We’d walked over to my car while Torrance talked, and I’d pulled out my keys. Now I stopped with my fingers on the car door handle. “Dug up the backyard?” I echoed incredulously. Come to think of it, that wasn’t so surprising. I thought about it for a moment. Okay, something that could be kept in a bole in the ground as well as hidden in a house.

“I filled the holes back in,” Torrance went on, “and Marcia’s been keeping a special lookout since she’s home during the day.”

I told Torrance someone had entered the house, and he expressed the expected astonishment and disgust. He hadn’t seen the broken window when he’d last mowed the backyard two days before, he told me.

“I do thank you,” I said again. “You’ve done so much.”

“No, no,” he protested quickly. “We were kind of wondering if you were going to put the house on the market, or live in it yourself…Jane was our neighbor for so long, we kind of worry about breaking in a new one!”

“I haven’t made up my mind,” I said, and left it at that, which seemed to stump Torrance Rideout.

“Well, see, we rent out that room over our garage,” he explained, “and we have for a good long while.
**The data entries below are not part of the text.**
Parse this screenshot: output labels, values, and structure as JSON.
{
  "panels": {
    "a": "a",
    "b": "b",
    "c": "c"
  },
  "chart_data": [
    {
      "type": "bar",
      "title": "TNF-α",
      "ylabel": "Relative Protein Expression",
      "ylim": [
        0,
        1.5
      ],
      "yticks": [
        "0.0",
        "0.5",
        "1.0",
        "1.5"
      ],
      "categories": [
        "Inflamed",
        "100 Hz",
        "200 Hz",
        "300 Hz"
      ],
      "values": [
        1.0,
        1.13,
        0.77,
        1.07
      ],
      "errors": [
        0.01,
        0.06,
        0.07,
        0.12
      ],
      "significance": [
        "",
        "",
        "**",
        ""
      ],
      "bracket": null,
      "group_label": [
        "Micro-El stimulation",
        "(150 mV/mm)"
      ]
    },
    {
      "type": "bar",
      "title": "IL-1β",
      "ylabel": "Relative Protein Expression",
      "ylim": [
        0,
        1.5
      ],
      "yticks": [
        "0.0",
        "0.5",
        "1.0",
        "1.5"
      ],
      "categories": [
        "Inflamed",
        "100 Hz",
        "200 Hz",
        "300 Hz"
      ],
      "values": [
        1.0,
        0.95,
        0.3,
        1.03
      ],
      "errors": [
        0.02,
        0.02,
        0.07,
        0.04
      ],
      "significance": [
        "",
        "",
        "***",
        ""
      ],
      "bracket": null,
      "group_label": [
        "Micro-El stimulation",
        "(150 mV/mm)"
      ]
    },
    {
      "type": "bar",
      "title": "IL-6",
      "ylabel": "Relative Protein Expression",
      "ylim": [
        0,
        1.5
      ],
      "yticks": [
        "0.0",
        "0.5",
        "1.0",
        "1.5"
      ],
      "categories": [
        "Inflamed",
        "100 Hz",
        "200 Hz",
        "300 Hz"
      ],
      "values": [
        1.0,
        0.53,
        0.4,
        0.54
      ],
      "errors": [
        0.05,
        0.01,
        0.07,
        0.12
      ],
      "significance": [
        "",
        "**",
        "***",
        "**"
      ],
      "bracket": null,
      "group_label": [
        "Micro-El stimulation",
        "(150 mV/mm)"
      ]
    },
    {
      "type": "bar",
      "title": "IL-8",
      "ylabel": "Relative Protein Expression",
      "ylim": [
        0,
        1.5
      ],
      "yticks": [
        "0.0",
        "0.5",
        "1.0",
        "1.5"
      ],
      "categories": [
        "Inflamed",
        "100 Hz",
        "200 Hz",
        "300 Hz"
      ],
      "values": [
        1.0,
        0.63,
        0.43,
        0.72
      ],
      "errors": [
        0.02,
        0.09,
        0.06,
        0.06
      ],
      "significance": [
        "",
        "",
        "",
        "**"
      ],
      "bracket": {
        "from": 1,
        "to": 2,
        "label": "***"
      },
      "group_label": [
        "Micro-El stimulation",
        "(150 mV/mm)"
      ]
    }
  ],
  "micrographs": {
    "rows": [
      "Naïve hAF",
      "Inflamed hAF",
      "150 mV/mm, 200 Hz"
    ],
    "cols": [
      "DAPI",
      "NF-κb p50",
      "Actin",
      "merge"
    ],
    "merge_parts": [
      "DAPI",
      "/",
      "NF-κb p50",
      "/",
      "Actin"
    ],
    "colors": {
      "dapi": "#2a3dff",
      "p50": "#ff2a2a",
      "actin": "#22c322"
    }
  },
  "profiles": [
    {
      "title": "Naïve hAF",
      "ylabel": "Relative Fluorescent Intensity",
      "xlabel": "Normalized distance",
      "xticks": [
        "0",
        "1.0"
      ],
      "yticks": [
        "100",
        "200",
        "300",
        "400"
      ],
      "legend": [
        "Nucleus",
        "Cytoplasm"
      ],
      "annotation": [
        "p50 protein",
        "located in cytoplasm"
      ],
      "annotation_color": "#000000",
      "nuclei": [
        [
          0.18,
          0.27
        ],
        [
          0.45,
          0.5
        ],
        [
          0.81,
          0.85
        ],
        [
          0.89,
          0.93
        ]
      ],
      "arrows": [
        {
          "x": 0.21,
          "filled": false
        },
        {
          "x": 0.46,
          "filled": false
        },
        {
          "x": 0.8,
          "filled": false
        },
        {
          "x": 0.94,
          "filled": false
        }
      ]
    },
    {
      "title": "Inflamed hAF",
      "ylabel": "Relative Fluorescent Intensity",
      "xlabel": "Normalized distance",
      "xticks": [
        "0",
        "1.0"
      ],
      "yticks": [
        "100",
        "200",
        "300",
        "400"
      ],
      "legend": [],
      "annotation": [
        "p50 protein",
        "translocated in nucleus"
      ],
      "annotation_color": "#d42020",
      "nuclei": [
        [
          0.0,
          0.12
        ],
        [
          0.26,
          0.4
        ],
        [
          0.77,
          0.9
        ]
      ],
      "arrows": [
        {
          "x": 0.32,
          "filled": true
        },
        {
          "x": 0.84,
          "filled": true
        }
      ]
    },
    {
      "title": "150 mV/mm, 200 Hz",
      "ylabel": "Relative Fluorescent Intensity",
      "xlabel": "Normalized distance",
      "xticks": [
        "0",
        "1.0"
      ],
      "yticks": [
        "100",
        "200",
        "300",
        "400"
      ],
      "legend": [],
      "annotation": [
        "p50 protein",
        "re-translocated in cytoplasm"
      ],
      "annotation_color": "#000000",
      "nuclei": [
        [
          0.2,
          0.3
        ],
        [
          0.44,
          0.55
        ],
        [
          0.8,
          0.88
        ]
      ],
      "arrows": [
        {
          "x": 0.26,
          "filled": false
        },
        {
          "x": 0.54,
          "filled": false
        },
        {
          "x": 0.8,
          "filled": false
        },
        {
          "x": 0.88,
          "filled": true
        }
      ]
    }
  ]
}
This area is not exactly zoned for rental units, but Jane never minded and our neighbor on the other side, Macon Turner, runs the paper, you know him? Macon never has cared. But new people in Jane’s house, well, we didn’t know…”

“I’ll tell you the minute I make up my mind,” I said in as agreeable a way as I could.

“Well, well. We appreciate it, and if you need anything, just come ask me or Marcia. I’m out of town off and on most weeks, selling office supplies believe it or not, but then I’m home every weekend and some afternoons, and, like I said, Marcia’s home and she’d love to help if she could.”

“Thank you for offering,” I said. “And I’m sure I’ll be talking to you soon. Thanks for all you’ve done with the yard.”